Question

A 0.500-kg potato is fired at an angle of 80.0° above the horizontal from a PVC pipe used as a "potato gun" and reaches a height of 110.0 m. (a) Neglecting air resistance, calculate the potato’s velocity when it leaves the gun. (b) The gun itself is a tube 0.450 m long. Calculate the average acceleration of the potato in the tube as it goes from zero to the velocity found in (a). (c) What is the average force on the potato in the gun?

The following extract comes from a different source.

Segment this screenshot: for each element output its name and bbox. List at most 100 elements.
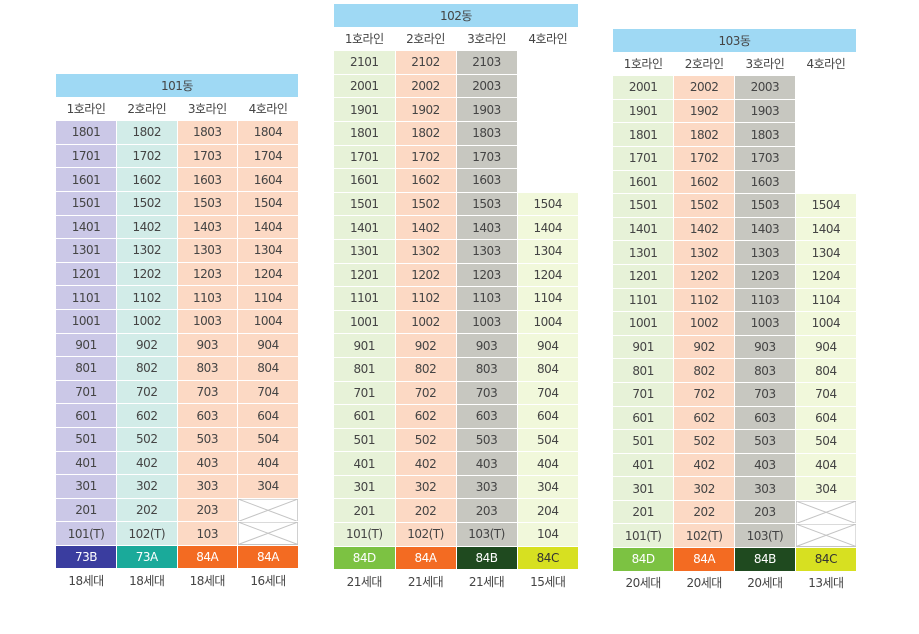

Express your answer in newtons and as a ratio to the weight of the potato.

Answer 1

Answer:

(a) $47.15ms^{-1}$

(b) $2470.13ms^{-2}$

(c) 1235.06N and 252.05 as a ratio

Explanation:

From Newton's second law of motion

F=ma where m is mass, a is acceleration and F is net force

Also from kinetic equation of motion, velocity and displacement are related using equation

$v^{2}=u^{2}+2sa$

Where v is final velocity, u is initial velocity, a is acceleration and s is displacement

From the free body diagram attached, final velocity at maximum height is 0 and initial velocity is $usin80^{o}$

Also, the vertical component can be written as

$v_{y}^{2} }=u_{y}^{2} } -2gs$ The negative sign before 2gs means displacement is opposite the gravitational force

Where g is acceleration due to gravity,$u_{y}$ is vertical component of initial velocity and $v_{y}$ is vertical component of final velocity

Since $v_{y}$ is 0

$u_{y}^{2} } =2gs$

s=110 and g is taken as 9.8

$u_{y}=\sqrt{2*9.8*110}=46.43275$

$u_{y}=46.43ms^{-1}$

Also, it's evident that the vertical component of initial velocity is $u_{y}=u_{i}sin \theta$ where $\theta$ is angle of projection and $u_{i}$ is resultant velocity

Making $u_{i}$ the subject we obtain $u_{i}=\frac {u_{y}}{sin \theta}$

Since $u_{y}$ and $\theta$ are known as $46.43ms^{-1}$ and $80^{o}$ respectively, then $u_{i}=\frac {46.43ms^{-1}}{sin 80^{o}}=47.15ms^{-1}$

Therefore, the velocity of potato is $47.15ms^{-1}$

(b)

Displacement depends on length of tube hence s=0.450m hence going back to kinetic equation $v^{2}=u^{2}+2sa$

The final velocity v is answer in part a which is $47.15ms^{-1}$, initial velocity u is $0ms^{-1}$ hence the equation is re-written as

$v^{2}=2sa$ and making a the subject we obtain

$a=\frac {v^{2}}{2s}$

$a=\frac {47.15^{2}}{2*0.450}=2470.13ms^{-2}$

Therefore, average acceleration is $2470.13ms^{-2}$

(c)

From Newton's second law of motion, F=ma where m=0.500kg and a is $2470.13ms^{-2}$

Therefore, the average force of potato is

F=0.5*2470.13=1235.06N

F=1235.06N

The weight, W of potato is given by W=mg

Taking R as ratio of average force and weight of potato

$R=\frac {F}{W}=\frac {F}{mg}$ and since F=1235.06, m=0.500kg and g=9.8

$R=\frac {1235.06}{0.500*9.8}$=252.05

Therefore, ratio of average force to weight is 252.05